Many Urbanisms: Divergent Trajectories of Global City Building documents the origins of contemporary global urbanism. In the 1980s and 1990s, Dr. Murray witnessed the political protests occuring in the rural countryside of South Africa. This significant divide compelled Dr. Murray to unpack the relations between white farm owners and black workers. There, he discovered the bulk of the political protests were urban. From xenophobia and immigration to capitalism and consumption, Johannesburg was the template for urban issues globally.
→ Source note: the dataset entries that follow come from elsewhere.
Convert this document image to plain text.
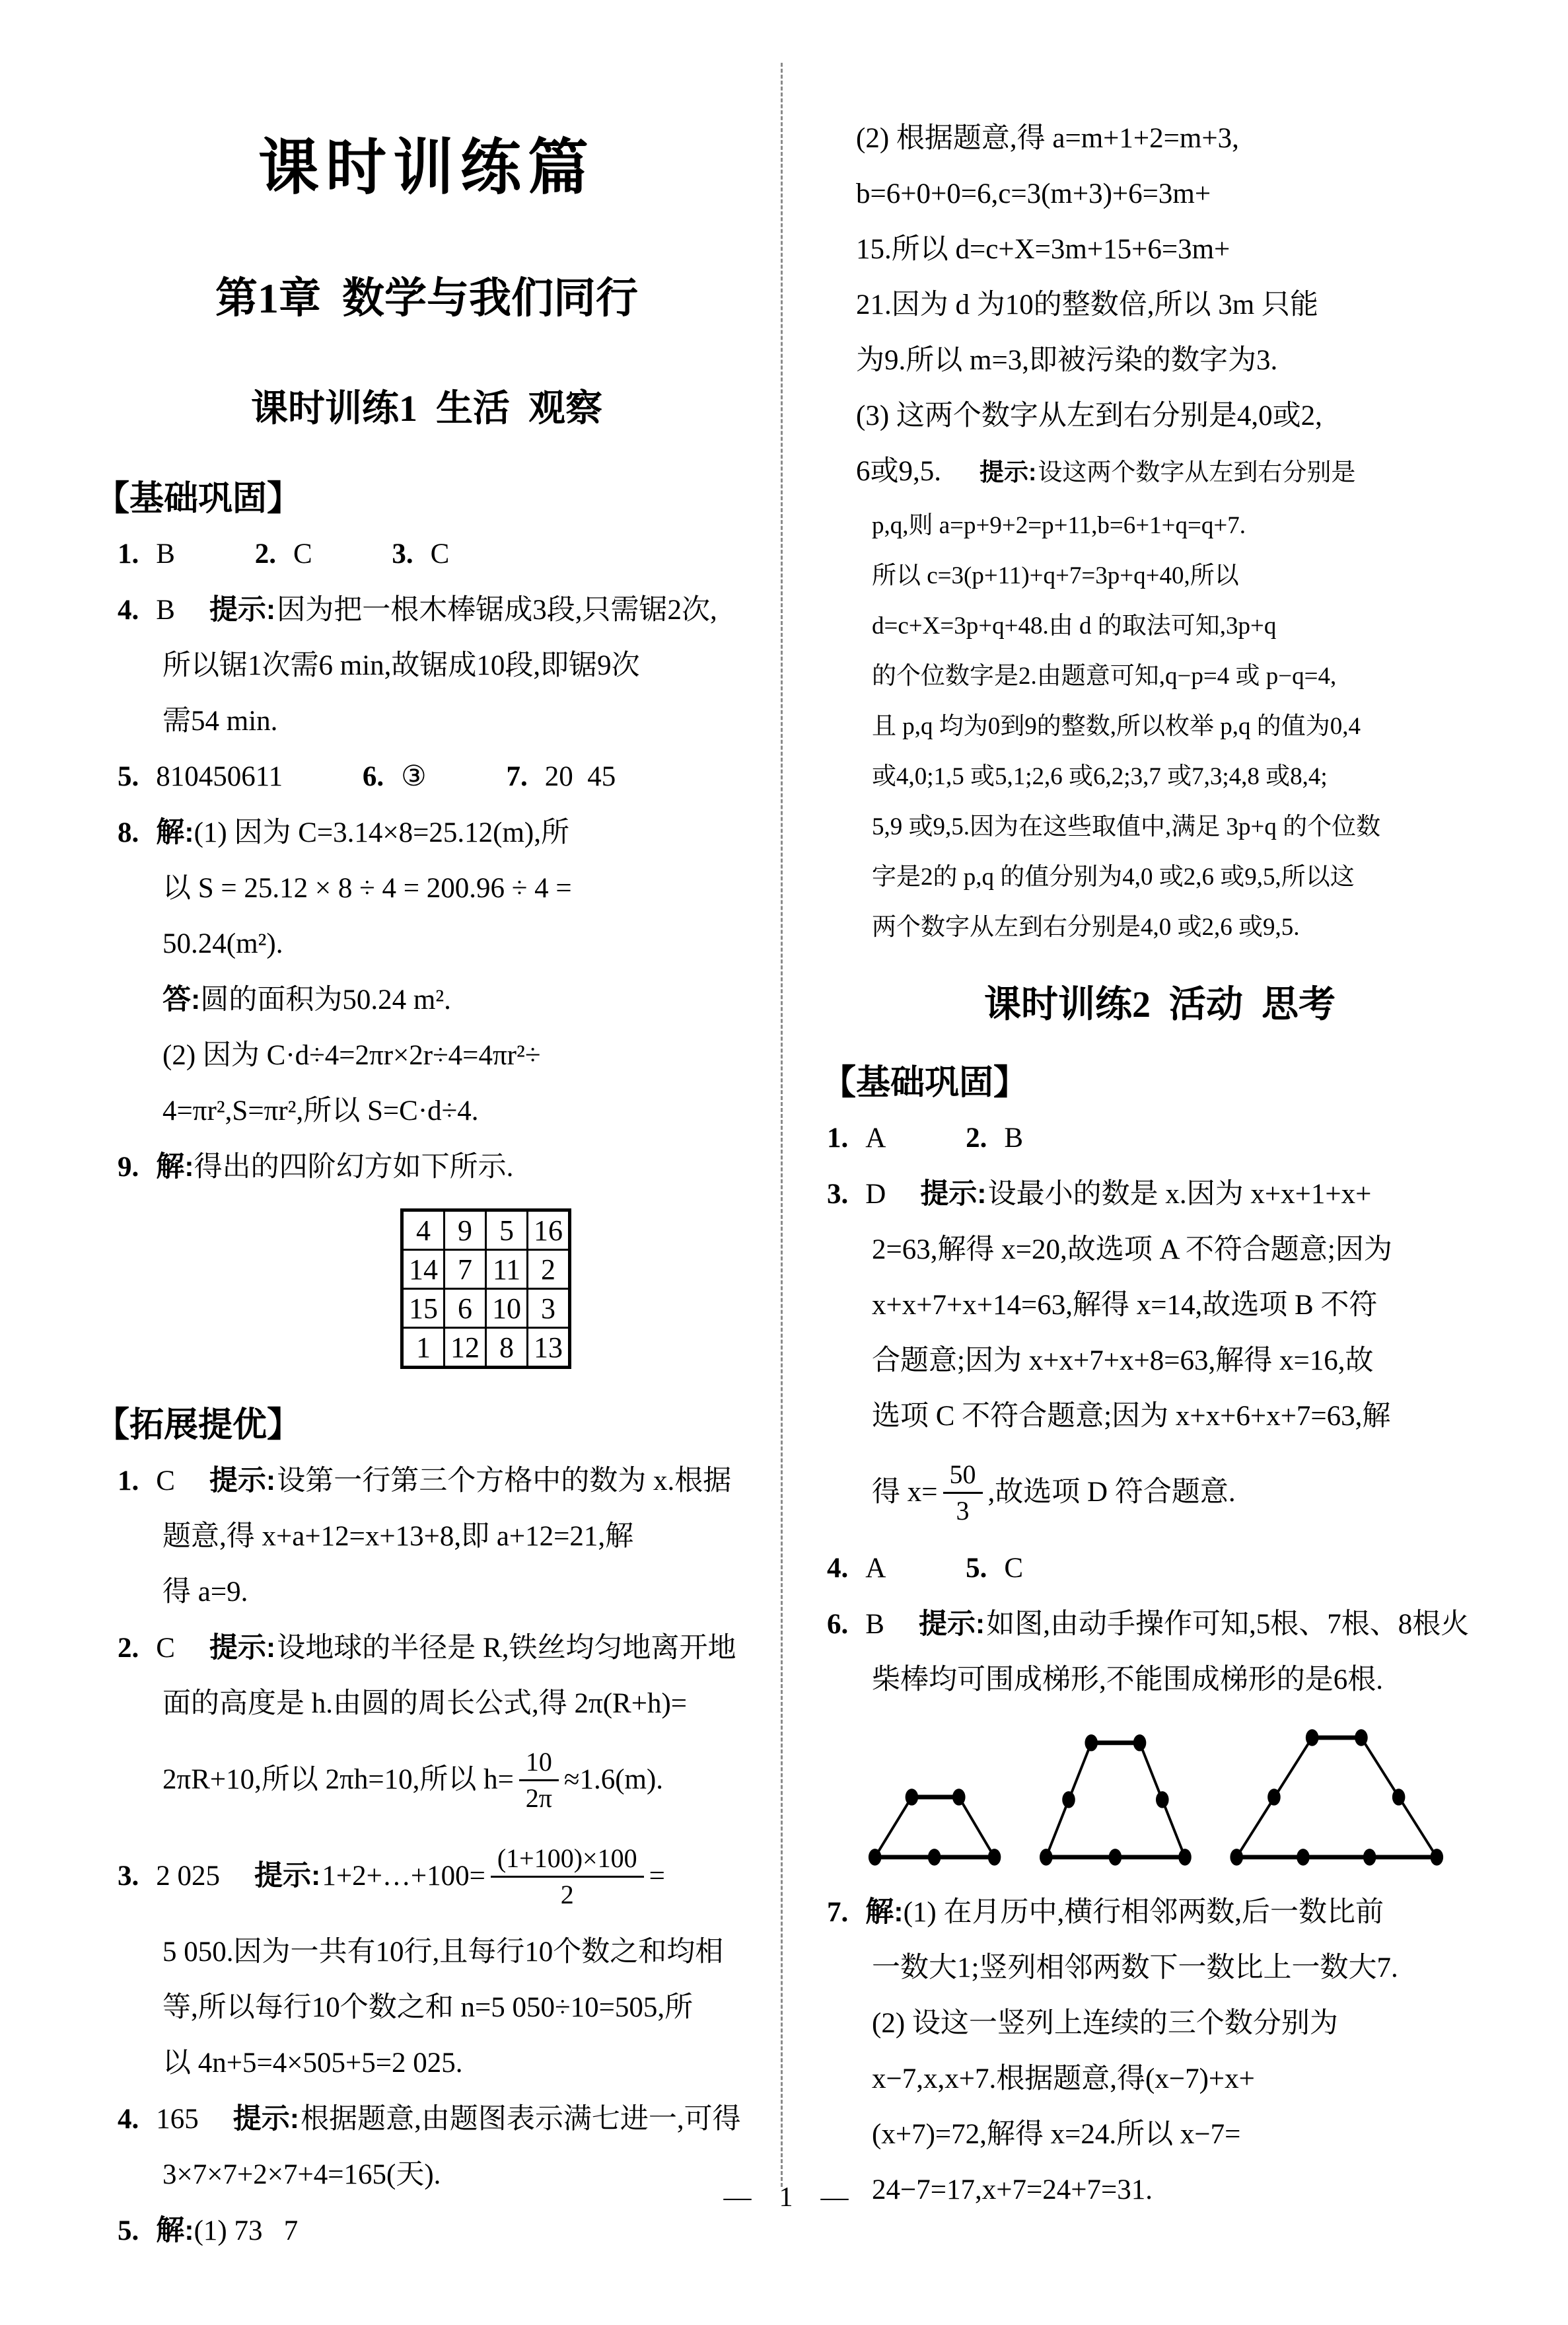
课时训练篇
第1章  数学与我们同行
课时训练1  生活  观察
【基础巩固】
1. B	2. C	3. C
4. B 提示:因为把一根木棒锯成3段,只需锯2次,
所以锯1次需6 min,故锯成10段,即锯9次
需54 min.
5. 810450611	6. ③	7. 20  45
8. 解:(1) 因为 C=3.14×8=25.12(m),所
以 S = 25.12 × 8 ÷ 4 = 200.96 ÷ 4 =
50.24(m²).
答:圆的面积为50.24 m².
(2) 因为 C·d÷4=2πr×2r÷4=4πr²÷
4=πr²,S=πr²,所以 S=C·d÷4.
9. 解:得出的四阶幻方如下所示.
4	9	5	16
14	7	11	2
15	6	10	3
1	12	8	13
【拓展提优】
1. C 提示:设第一行第三个方格中的数为 x.根据
题意,得 x+a+12=x+13+8,即 a+12=21,解
得 a=9.
2. C 提示:设地球的半径是 R,铁丝均匀地离开地
面的高度是 h.由圆的周长公式,得 2π(R+h)=
2πR+10,所以 2πh=10,所以 $h= \frac{10}{2\pi} \approx 1.6(m)$.
3. 2 025 提示: 1+2+…+100= $\frac{(1+100)\times 100}{2}$ =
5 050.因为一共有10行,且每行10个数之和均相
等,所以每行10个数之和 n=5 050÷10=505,所
以 4n+5=4×505+5=2 025.
4. 165 提示:根据题意,由题图表示满七进一,可得
3×7×7+2×7+4=165(天).
5. 解:(1) 73   7
(2) 根据题意,得 a=m+1+2=m+3,
b=6+0+0=6,c=3(m+3)+6=3m+
15.所以 d=c+X=3m+15+6=3m+
21.因为 d 为10的整数倍,所以 3m 只能
为9.所以 m=3,即被污染的数字为3.
(3) 这两个数字从左到右分别是4,0或2,
6或9,5. 提示:设这两个数字从左到右分别是
p,q,则 a=p+9+2=p+11,b=6+1+q=q+7.
所以 c=3(p+11)+q+7=3p+q+40,所以
d=c+X=3p+q+48.由 d 的取法可知,3p+q
的个位数字是2.由题意可知,q−p=4 或 p−q=4,
且 p,q 均为0到9的整数,所以枚举 p,q 的值为0,4
或4,0;1,5 或5,1;2,6 或6,2;3,7 或7,3;4,8 或8,4;
5,9 或9,5.因为在这些取值中,满足 3p+q 的个位数
字是2的 p,q 的值分别为4,0 或2,6 或9,5,所以这
两个数字从左到右分别是4,0 或2,6 或9,5.
课时训练2  活动  思考
【基础巩固】
1. A	2. B
3. D 提示:设最小的数是 x.因为 x+x+1+x+
2=63,解得 x=20,故选项 A 不符合题意;因为
x+x+7+x+14=63,解得 x=14,故选项 B 不符
合题意;因为 x+x+7+x+8=63,解得 x=16,故
选项 C 不符合题意;因为 x+x+6+x+7=63,解
得 $x= \frac{50}{3}$ ,故选项 D 符合题意.
4. A	5. C
6. B 提示:如图,由动手操作可知,5根、7根、8根火
柴棒均可围成梯形,不能围成梯形的是6根.
7. 解:(1) 在月历中,横行相邻两数,后一数比前
一数大1;竖列相邻两数下一数比上一数大7.
(2) 设这一竖列上连续的三个数分别为
x−7,x,x+7.根据题意,得(x−7)+x+
(x+7)=72,解得 x=24.所以 x−7=
24−7=17,x+7=24+7=31.
— 1 —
Many Urbanisms distinguishes four pathways of city building after the collapse of modernist ideals. First, there are the industrial entertainment cities designed for tourism. Relevant examples consist of New York, Paris, and Madrid. Second, the post-industrial cities commonly perceived as exemplars of failed urbanism, such as Detroit, Gary, and Flint. The third is followed by megacities of hypergrowth, namely Lagos, Mexico City, and Manila. The fourth and final kind are instant cities, cities that seemingly sprout out of nowhere, akin to Dubai and Lagos’ Eko Atlantic. Furthermore, the book investigates the cities’ abandonment of coherent and unified cores in exchange for its current series of fragments. Informative and illuminating, Many Urbanisms stands firm as a rich multicultural guide to understanding global urbanization in our modern climate.
About The Author
Dr. Martin J. Murray is a sociologist and professor of Urban Planning at the University of Michigan’s Taubman College of Architecture and Urban Planning. In addition, Dr. Murray is an adjunct professor in the College of Literature, Science, and the Arts’ Department of Afroamerican and African Studies at the University of Michigan. His previously written works include The Urbanism of Exception: The Dynamics of Global City Building in the Twenty-First Century (2017) and Panic City: Crime and the Fear Industries in Johannesburg (2020).